Background: Mechanical unloading before reperfusion limits infarct size in pre-clinical models and is currently under clinical investigation in acute MI (AMI). The impact of left ventricular (LV) unloading on energetics or mitochondrial function in AMI is unknown. We hypothesised that LV unloading preserves myocardial metabolism and mitochondrial function in AMI.
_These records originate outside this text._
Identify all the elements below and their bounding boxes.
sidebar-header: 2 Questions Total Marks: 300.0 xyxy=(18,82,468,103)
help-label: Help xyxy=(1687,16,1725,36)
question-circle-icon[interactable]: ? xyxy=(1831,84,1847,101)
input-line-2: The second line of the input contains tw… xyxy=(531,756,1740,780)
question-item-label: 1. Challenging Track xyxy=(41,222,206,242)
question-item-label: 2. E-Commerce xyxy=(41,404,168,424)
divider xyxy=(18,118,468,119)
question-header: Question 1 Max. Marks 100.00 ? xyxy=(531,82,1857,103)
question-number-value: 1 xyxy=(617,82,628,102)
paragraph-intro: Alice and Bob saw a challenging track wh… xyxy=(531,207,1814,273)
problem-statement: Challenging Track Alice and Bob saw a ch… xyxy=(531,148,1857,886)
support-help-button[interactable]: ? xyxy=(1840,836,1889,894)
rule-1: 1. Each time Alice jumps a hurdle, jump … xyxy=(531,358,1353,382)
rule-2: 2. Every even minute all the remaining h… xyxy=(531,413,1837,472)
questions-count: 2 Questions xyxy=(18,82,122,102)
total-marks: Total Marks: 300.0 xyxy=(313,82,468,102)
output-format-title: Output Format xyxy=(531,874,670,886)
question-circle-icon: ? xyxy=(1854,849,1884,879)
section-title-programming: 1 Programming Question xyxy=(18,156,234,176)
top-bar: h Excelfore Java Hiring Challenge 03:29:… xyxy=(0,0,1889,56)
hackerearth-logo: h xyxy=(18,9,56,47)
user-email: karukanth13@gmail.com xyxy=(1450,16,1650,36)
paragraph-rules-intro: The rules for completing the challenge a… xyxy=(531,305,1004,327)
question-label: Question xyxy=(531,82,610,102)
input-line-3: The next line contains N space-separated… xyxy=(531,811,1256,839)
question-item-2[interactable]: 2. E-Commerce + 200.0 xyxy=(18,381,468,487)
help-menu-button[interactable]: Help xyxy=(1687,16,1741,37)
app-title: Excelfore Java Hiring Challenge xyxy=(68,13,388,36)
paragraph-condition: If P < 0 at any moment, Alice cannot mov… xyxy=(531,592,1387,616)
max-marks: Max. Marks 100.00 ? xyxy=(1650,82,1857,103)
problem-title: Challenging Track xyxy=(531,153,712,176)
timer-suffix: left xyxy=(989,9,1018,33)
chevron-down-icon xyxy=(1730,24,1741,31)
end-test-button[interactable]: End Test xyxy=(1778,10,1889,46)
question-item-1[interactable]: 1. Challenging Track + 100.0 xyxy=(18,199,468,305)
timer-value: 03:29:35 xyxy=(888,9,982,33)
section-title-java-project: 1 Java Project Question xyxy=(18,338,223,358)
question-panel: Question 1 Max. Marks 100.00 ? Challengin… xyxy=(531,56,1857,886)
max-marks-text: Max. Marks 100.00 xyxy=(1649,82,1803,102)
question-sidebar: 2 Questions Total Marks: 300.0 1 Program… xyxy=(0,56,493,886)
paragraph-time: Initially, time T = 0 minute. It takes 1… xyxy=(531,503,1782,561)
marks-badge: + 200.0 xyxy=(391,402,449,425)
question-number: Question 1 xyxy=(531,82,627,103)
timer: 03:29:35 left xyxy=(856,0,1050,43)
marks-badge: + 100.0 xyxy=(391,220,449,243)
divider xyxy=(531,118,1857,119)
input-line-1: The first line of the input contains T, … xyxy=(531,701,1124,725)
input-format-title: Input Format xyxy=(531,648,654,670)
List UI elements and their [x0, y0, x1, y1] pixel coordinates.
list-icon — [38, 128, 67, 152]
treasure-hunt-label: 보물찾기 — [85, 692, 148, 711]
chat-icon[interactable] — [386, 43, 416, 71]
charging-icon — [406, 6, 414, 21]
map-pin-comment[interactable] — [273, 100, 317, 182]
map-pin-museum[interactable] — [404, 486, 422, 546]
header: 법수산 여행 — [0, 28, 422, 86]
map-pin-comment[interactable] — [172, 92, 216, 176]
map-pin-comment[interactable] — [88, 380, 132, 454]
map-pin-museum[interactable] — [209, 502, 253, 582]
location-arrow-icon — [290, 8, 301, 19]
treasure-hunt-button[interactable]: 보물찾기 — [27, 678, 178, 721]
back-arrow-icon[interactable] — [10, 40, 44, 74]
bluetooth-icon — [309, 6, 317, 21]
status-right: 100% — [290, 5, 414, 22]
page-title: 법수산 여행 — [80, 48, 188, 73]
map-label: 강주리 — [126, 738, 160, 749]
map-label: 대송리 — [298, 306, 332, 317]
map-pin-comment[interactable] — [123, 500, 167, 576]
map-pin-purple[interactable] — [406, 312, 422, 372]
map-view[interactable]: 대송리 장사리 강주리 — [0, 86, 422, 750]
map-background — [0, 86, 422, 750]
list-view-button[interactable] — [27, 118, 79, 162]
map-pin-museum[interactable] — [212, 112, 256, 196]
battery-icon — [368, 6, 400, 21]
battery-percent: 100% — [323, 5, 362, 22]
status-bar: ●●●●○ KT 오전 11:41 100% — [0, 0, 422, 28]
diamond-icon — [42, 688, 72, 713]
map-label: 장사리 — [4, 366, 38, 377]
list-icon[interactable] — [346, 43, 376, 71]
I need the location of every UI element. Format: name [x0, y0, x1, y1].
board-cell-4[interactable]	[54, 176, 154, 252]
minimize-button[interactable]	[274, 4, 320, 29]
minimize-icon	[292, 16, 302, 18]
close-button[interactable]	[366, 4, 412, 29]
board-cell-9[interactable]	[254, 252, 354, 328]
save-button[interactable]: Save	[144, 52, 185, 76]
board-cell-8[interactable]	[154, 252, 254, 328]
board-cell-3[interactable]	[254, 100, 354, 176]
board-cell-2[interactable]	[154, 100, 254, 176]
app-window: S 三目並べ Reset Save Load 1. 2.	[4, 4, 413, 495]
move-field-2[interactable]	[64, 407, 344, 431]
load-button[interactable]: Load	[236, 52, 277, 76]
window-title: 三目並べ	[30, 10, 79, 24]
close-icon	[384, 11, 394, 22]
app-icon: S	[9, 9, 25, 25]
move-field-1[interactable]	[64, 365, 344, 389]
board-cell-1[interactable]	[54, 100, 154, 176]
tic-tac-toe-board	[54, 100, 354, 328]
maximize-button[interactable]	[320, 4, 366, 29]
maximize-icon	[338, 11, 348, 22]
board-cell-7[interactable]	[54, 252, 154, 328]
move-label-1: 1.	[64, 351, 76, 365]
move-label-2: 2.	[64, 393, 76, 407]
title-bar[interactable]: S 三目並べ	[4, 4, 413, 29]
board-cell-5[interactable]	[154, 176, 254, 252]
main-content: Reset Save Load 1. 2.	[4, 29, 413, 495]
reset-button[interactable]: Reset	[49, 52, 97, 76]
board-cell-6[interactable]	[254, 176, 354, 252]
Methods: AMI was induced by balloon occlusion of the left anterior descending (LAD) artery for 120 minutes in adult male pigs (n=5 per group), followed by reperfusion for 180 minutes. After 90 minutes of occlusion, animals were assigned to 30 minutes of continued occlusion, then immediate reperfusion (IR) or 30 minutes of LV unloading with persistent occlusion before reperfusion. Compared to IR, unloading reduced infarct size normalised to the area at risk by 41 ± 6% (p<0.01). Untargeted metabolomics were performed using tissue from the infarct zone (Metabolon). Compared to IR, unloading preserved glycolytic activity, fatty acid oxidation and amino acid utilisation, and increased tricarboxylic acid cycle metabolites, suggesting preserved mitochondrial function.

To further explore the impact of unloading on mitochondrial function, we performed Seahorse analysis on mitochondria isolated from the infarct zone. Compared to sham controls, IR reduced the function of mitochondrial complex I (CI), increased reactive oxygen species (ROS) levels, decreased adenosine triphosphate (ATP) levels and reduced mitochondrial membrane potential. In contrast, unloading preserved CI function and ATP levels while reducing ROS levels and maintaining membrane potential.

Since ischaemia alone converts CI from an activated to de-activated state, we next studied whether unloading limits ischaemic injury without reperfusion. Adult pigs (n=5–6 per group) were subjected to 120 minutes of LAD occlusion, followed by 120 minutes of occlusion, with or without LV unloading. No reperfusion was performed. Compared to sham controls, ischaemia increased deactivated CI levels and reduced CI activity. In contrast, unloading during ischaemia reduced infarct size, reduced deactivated CI levels and increased CI activity.

Conclusion: We report for the first time that LV unloading limits myocardial injury, preserves energy substrate utilisation and protects mitochondrial function after ischaemia injury, with or without reperfusion.